For regular cleaning on our MINI's wheels, I found that all I needed was a 10-20% dilution of Bilt-Hamber Surfex HD; this would be terribly economical for someone in the UK (Though not so much for me in the USA, sadly .). It left a very good finish, and could easily clear off up to a month of brake dust on the MINI. Didn't even do too bad of a job on my Dad's truck, which hadn't had the wheels cleaned properly in a year! My only issue with the Surfex was that it would dry out quickly on a hot day, but this could be remedied by only working one wheel at a time. 

Now, having said that, I believe that acid-based wheel cleaners will give a brighter finish than alkaline. Heavily alkaline wheel cleaners really aren't much safer, either. Repeated use of either will shorten the ultimate lifespan of the finish (Though the effect is still not as bad as un-checked brake dust.). However, diluted S-HD probably is about as safe as you're going to get on the far right side of the pH scale. These days I use P21S Wheel Gel for regular cleaning, though I'm thinking about trying out Wolf's Brake Duster or Nano Clean & Coat on modern wheels, and leaving the P21S Gel for delicate classic finishes. 

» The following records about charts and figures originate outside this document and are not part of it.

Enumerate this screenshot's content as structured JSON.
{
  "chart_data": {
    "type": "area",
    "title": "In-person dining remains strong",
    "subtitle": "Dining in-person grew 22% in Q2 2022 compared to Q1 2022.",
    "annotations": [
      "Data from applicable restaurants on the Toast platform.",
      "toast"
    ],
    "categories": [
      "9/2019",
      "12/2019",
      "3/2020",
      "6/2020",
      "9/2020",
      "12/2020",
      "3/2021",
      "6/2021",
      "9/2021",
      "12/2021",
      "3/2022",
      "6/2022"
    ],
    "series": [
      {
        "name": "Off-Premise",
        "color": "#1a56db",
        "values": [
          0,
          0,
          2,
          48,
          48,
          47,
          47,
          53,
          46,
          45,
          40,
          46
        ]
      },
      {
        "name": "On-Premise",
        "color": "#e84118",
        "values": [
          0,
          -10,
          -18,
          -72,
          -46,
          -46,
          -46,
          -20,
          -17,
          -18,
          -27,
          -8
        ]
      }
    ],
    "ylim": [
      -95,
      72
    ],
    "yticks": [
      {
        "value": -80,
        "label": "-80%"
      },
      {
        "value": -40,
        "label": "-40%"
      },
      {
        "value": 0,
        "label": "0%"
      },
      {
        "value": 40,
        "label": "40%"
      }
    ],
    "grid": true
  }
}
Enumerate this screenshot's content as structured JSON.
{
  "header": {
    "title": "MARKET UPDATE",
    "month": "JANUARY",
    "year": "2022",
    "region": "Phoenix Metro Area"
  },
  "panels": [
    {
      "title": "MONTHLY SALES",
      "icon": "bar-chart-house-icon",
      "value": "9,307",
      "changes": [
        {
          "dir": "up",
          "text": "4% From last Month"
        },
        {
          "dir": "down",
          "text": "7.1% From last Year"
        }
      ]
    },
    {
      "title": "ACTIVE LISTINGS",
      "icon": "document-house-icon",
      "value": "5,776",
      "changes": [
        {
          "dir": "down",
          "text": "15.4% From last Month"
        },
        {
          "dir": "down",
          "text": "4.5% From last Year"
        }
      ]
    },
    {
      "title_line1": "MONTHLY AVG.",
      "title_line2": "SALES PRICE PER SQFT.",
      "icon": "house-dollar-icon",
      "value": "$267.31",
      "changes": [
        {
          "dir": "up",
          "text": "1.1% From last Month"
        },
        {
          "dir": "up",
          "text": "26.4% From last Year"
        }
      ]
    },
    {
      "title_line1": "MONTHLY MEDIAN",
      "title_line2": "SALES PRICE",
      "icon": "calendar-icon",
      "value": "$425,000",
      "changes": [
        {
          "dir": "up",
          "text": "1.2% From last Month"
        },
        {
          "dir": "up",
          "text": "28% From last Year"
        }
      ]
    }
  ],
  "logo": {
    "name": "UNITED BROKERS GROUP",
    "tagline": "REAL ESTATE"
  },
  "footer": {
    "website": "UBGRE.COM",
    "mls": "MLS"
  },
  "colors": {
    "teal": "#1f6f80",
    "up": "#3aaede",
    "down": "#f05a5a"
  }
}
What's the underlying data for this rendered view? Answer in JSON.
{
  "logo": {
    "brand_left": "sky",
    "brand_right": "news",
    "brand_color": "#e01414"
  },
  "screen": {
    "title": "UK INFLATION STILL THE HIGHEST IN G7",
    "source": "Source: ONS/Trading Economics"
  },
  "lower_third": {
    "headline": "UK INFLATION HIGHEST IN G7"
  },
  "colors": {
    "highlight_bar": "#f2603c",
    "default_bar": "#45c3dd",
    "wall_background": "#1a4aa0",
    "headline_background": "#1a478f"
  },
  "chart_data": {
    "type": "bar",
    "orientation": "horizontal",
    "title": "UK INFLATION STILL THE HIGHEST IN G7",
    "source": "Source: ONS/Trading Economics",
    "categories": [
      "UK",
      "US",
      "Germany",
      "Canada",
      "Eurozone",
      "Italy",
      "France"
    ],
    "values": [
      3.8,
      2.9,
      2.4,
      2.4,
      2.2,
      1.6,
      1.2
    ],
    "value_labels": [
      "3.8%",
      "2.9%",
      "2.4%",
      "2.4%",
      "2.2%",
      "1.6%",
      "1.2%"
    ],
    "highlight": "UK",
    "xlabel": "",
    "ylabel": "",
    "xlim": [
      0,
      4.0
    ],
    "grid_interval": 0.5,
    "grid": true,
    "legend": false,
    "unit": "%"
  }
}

For the safest and most economical maintenance, seal your wheels with a dedicated sealant (Preferably something that can withstand the temperature, like CQuartz or GTechniq C5.), and clean them with a pH neutral shampoo. This is an intensive operation, but will be worth it in the end, especially if you use the right products. 

Hopefully this helps...

Steampunk


----------